How Much Does Canada Invest in R&D
Why is R&D Important?
Investing in Research & Development is necessary to innovate, drive down costs, compete on the global market and build foundational technologies in this fast changing world. Numerous times, Canada has been at the forefront of new technologies such as telecommunications, smartphones, artificial intelligence, etc. only to lose out in the race. R&D doesn’t have to be done at the scale of multinational companies either. It is important for small companies to invest to improve their competitiveness.
What is GERD?
One of the standard metrics for measuring the amount of investment in R&D in a country is called GERD - Gross Domestic Expenditures on Research & Development. Officially, it is defined as "total intramural expenditure on R&D performed on the national territory during a given period. GERD includes R&D performed within a country and funded from abroad but excludes payments for R&D performed abroad". Let’s dive into what that means:
- GERD includes all the investment in R&D within a country. This is across domains. It also does not matter whether the investment source is local or foreign. However, it does exclude all investments in R&D performed abroad.
- There are four categories of entities that perform the R&D, and 5 for funding. These are: Governments, Business Enterprises, Higher Education, Private Non-Profit Organizations, and Foreign (Funding only since R&D must happen in local country).
GERD is a good metric for measuring investment in R&D but it is not without fault. One key issue is that often the boundary between investment in R&D (to develop a new technology) and investment in a continuation and fabrication of a product once the research phase has been completed, is quite blurry. Another key issue as per Stats Canada is that the people often logging data and responding to the surveys are more often than not part of management and financial teams and thus have a more limited understanding of what truly counts as R&D. It often represents the resources allocated to R&D from a budget perspective.

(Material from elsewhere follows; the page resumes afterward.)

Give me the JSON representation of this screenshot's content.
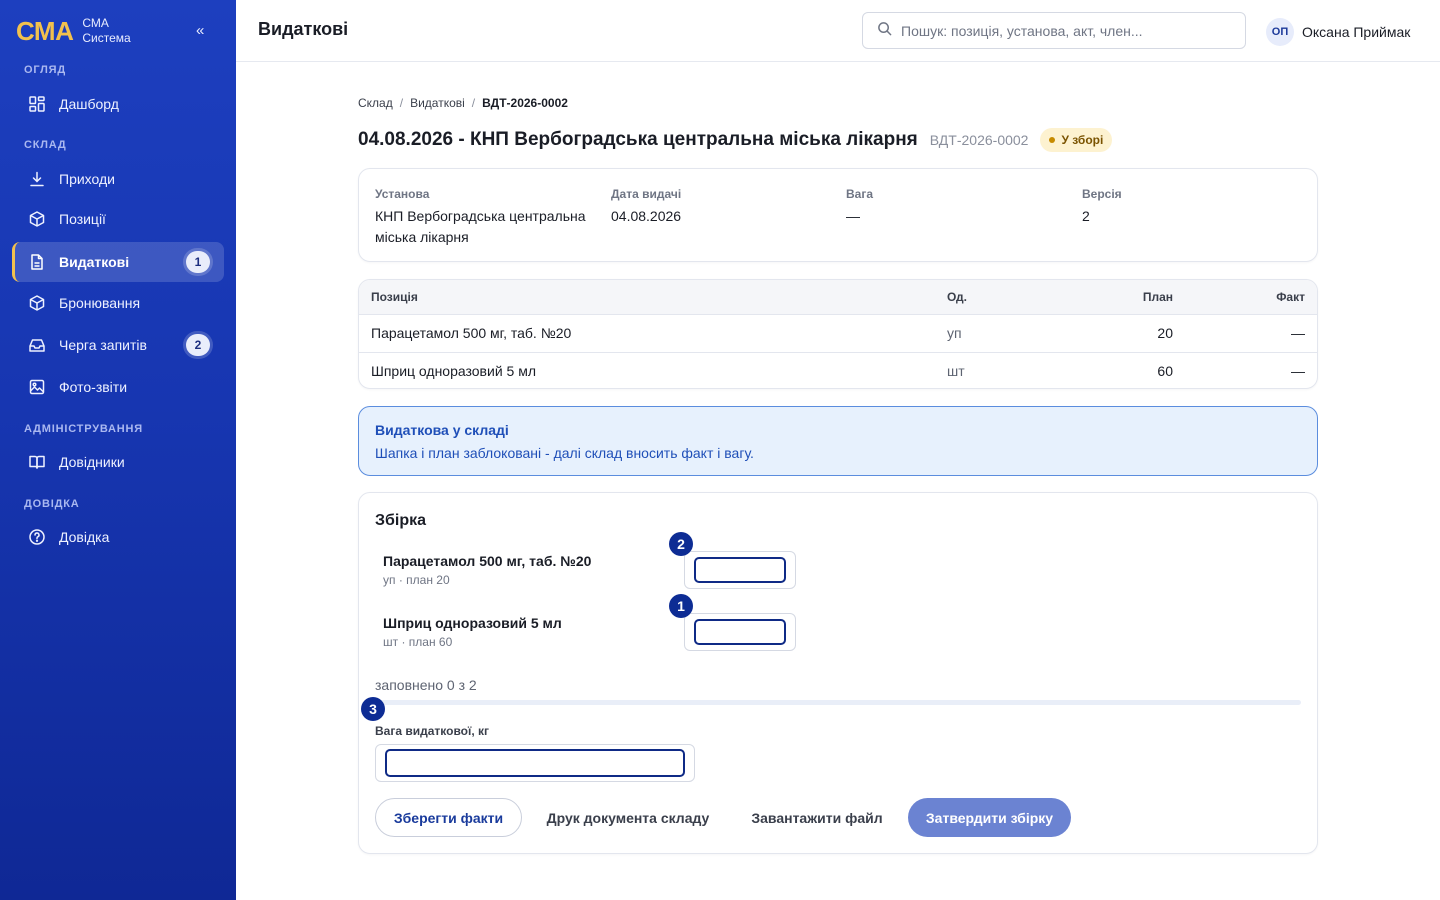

Despite this, GERD is good at showing aggregate trends and compare them. Comparisons between different years, different organizations and countries minimize the issues described above since the measurement metrics should be relatively constant and include similar flaws. It is thus justifiable to use it as an indicator of R&D spend for analysis and decision making at the policies level.
Canada vs OECD
We thus wanted to dig into how much Canada actually invests in Research and Development and how it compares to other countries. For comparisons such as this one, the measurement can differ between countries so it’s best to look for international organizations that do the comparison for us. The OECD is the Organization for Economic Cooperation and Development. It currently includes 38 countries and is headquartered in Paris, France. These include many of the major global economies such as the United States, United Kingdom, France, Germany, Korea, Japan.

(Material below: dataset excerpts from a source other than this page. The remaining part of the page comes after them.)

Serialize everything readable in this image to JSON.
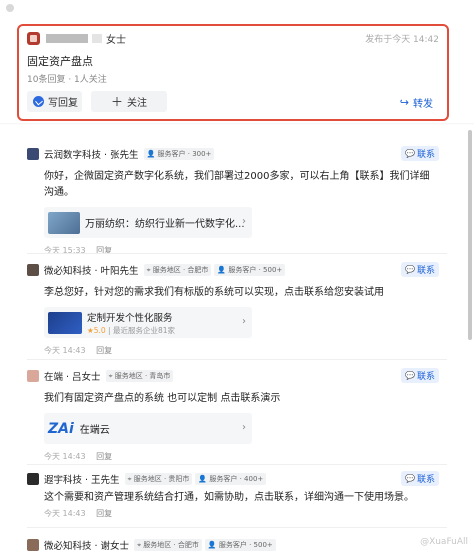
{
  "question": {
    "author_suffix": "女士",
    "time": "发布于今天 14:42",
    "title": "固定资产盘点",
    "stats": "10条回复 · 1人关注",
    "answer_label": "写回复",
    "follow_label": "关注",
    "forward_label": "转发"
  },
  "contact_label": "联系",
  "reply_label": "回复",
  "answers": [
    {
      "name": "云润数字科技 · 张先生",
      "tags": [
        "服务客户 · 300+"
      ],
      "text": "你好，企微固定资产数字化系统，我们部署过2000多家，可以右上角【联系】我们详细沟通。",
      "attach_title": "万丽纺织：纺织行业新一代数字化...",
      "time": "今天 15:33"
    },
    {
      "name": "微必知科技 · 叶阳先生",
      "tags": [
        "服务地区 · 合肥市",
        "服务客户 · 500+"
      ],
      "text": "李总您好，针对您的需求我们有标版的系统可以实现，点击联系给您安装试用",
      "attach_title": "定制开发个性化服务",
      "attach_rating": "5.0",
      "attach_sub": "最近服务企业81家",
      "time": "今天 14:43"
    },
    {
      "name": "在端 · 吕女士",
      "tags": [
        "服务地区 · 青岛市"
      ],
      "text": "我们有固定资产盘点的系统 也可以定制 点击联系演示",
      "attach_logo": "ZAi",
      "attach_title": "在端云",
      "time": "今天 14:43"
    },
    {
      "name": "遐宇科技 · 王先生",
      "tags": [
        "服务地区 · 贵阳市",
        "服务客户 · 400+"
      ],
      "text": "这个需要和资产管理系统结合打通，如需协助，点击联系，详细沟通一下使用场景。",
      "time": "今天 14:43"
    },
    {
      "name": "微必知科技 · 谢女士",
      "tags": [
        "服务地区 · 合肥市",
        "服务客户 · 500+"
      ]
    }
  ],
  "watermark": "@XuaFuAll",
  "colors": {
    "accent": "#1a5fd6",
    "highlight_border": "#e14d3a"
  }
}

The plot above shows that Canada is indeed not investing nearly as much as many countries in the OECD. Over the last 40 years, Canada invests between 1.5% and 2% of its GDP into R&D and is consistently below major countries such as the United States, United Kingdom, the European Union, Japan, Germany and many others. In some cases, the difference is strong. In 2022 for example, investment in R&D in Canada amounted to about 1.71% of its GDP compared to about 6.02% to Israel, 5.21% for South Korea and 3.59% for the United States.
Canada vs G7
Another key group is the G7 which is a grouping of 7 advanced economies of the world. Its members are the United States, Canada, France, United Kingdom, Italy, Japan, Germany and the European Union. All members of the G7 are also members of the OECD. The trends are similar and even more worrisome. Canada ranks 6th out of the 7 countries in R&D investment as a percentage of GDP.
Who’s (not) doing the investing in Canada?
The highest amount of investing is done by the private business sector, followed by the higher education sector and then the federal government. For example, in 2023, the total funding in R&D in Canada was 49.148 billion CAD. Of that, just under half (23B CAD) came from private enterprises, 8.5B CAD from Higher Education and 8.2B CAD from the Federal Government. You can read more at Stats Canada
Another important note is that this investment deficit compounds and can cause significant lag in economic growth. Suddenly ramping up investment to match that of the United States for example, will not lead to an instant catch up. That would require years and years of exceeding the R&D of a competing country. It’s time to get to work! We must create the social and financial environment to encourage businesses to invest in growth in Canada.